Die Thesen, so Pfarrer Fromme, wurden in den Gemeinden intensiv diskutiert und gemeinschaftlich beschlossen. Das Dekanat habe dabei aber nicht eingegriffen oder Einfluss darauf genommen, was hinterher angeschlagen werden durfte - das sei reine Entscheidung der Gemeinden gewesen. Eine weitere Diskussion der Thesen oder eine Reaktion von höherer Stelle sei seines Wissens aber nicht geplant. Im Vordergrund habe eindeutig der Festtag am 25. Juni gestanden, die Aktion sei damit abgeschlossen.

Und die Nägel in der Tür?

Was mit den Zetteln weiter geschieht, ist noch nicht klar. Aufbewahrt oder ausgestellt werden sie vermutlich nicht, sagt Andrea Wagenknecht von der Öffentlichkeitsarbeit des Dekanats. Man darf davon ausgehen, dass sie demnächst verschwinden werden - möglicherweise werden sie am 14. Juli abgenommen, dann nämlich soll auch das große Luther-Bildnis aus der Marktkirche ausziehen.
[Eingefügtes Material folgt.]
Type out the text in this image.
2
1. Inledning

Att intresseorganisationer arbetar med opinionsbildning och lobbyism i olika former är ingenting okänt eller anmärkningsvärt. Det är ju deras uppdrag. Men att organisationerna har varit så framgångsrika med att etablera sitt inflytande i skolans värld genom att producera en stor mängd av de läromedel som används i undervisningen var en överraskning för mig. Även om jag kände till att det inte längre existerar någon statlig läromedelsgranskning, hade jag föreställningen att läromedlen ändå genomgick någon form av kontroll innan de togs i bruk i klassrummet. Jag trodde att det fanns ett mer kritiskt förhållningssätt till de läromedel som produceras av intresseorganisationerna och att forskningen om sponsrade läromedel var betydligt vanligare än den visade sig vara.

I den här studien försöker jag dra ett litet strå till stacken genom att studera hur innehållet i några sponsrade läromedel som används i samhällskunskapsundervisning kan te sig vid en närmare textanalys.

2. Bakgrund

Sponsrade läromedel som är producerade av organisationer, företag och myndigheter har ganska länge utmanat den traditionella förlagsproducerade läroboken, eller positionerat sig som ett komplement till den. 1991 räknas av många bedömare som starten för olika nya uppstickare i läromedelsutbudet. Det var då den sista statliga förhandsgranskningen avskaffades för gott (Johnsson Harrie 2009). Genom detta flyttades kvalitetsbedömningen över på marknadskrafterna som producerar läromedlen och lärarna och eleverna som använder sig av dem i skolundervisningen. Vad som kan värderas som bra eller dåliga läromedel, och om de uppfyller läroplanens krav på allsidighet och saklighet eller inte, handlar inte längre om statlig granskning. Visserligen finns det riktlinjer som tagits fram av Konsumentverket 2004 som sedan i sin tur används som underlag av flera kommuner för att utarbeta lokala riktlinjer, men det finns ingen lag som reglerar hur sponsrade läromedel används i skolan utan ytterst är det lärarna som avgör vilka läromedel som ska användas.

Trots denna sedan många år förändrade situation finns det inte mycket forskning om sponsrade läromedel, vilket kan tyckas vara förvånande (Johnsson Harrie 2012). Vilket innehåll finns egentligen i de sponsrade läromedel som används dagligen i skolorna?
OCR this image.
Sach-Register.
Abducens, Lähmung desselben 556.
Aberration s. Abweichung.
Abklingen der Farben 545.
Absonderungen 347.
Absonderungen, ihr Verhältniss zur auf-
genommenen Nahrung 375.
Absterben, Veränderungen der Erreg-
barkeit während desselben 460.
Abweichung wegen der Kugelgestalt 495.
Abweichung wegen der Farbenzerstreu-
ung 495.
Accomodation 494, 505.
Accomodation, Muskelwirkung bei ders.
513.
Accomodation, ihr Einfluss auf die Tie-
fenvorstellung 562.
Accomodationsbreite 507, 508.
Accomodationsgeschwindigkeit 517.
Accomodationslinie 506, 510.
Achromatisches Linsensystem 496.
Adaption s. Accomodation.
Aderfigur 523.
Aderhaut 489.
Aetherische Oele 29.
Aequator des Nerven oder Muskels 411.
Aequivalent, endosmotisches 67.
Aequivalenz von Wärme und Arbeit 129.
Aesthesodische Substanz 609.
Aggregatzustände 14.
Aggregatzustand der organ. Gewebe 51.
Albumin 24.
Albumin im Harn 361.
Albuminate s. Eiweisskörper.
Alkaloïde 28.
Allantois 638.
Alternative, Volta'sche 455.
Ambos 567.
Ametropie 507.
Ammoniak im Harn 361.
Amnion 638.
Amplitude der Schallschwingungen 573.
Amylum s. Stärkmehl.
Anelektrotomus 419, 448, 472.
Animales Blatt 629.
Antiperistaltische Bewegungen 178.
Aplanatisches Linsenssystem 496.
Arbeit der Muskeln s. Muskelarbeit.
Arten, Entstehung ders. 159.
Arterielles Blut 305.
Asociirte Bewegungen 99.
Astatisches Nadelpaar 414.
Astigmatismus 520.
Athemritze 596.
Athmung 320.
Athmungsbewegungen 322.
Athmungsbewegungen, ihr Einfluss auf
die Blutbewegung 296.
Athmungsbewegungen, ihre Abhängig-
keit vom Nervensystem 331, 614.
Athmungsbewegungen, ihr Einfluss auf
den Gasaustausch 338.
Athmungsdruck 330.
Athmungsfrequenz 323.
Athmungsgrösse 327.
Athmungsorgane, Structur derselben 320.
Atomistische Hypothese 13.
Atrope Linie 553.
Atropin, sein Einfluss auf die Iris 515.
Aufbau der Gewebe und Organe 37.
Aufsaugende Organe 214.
Bleibt die Frage, was mit der Tür werden soll? Längst nicht alle Nägel wurden sauber und gerade eingeschlagen, nach ihrer Entfernung dürften tiefe, deutlich sichtbare Löcher und Macken im Holz zurück bleiben.

„Die Kirchenportale sind eh dringend sanierungsbedürftig" - Martin Fromme

„Die Kirchenportale sind eh dringend Sanierungsbedürftig", sagt Pfarrer Fromme. „Meines Wissens wurde da seit Ewigkeiten nichts dran gemacht." Umfängliche Sanierungen sind für den nächsten Haushalt bereits beschlossen und stehen in Kürze an. Deshalb habe man sich überhaupt dafür entschieden, die Nägel ganz authentisch, „Luther-like" wie es der Pfarrer ausdrückt, direkt in die Kirchentür zu hauen.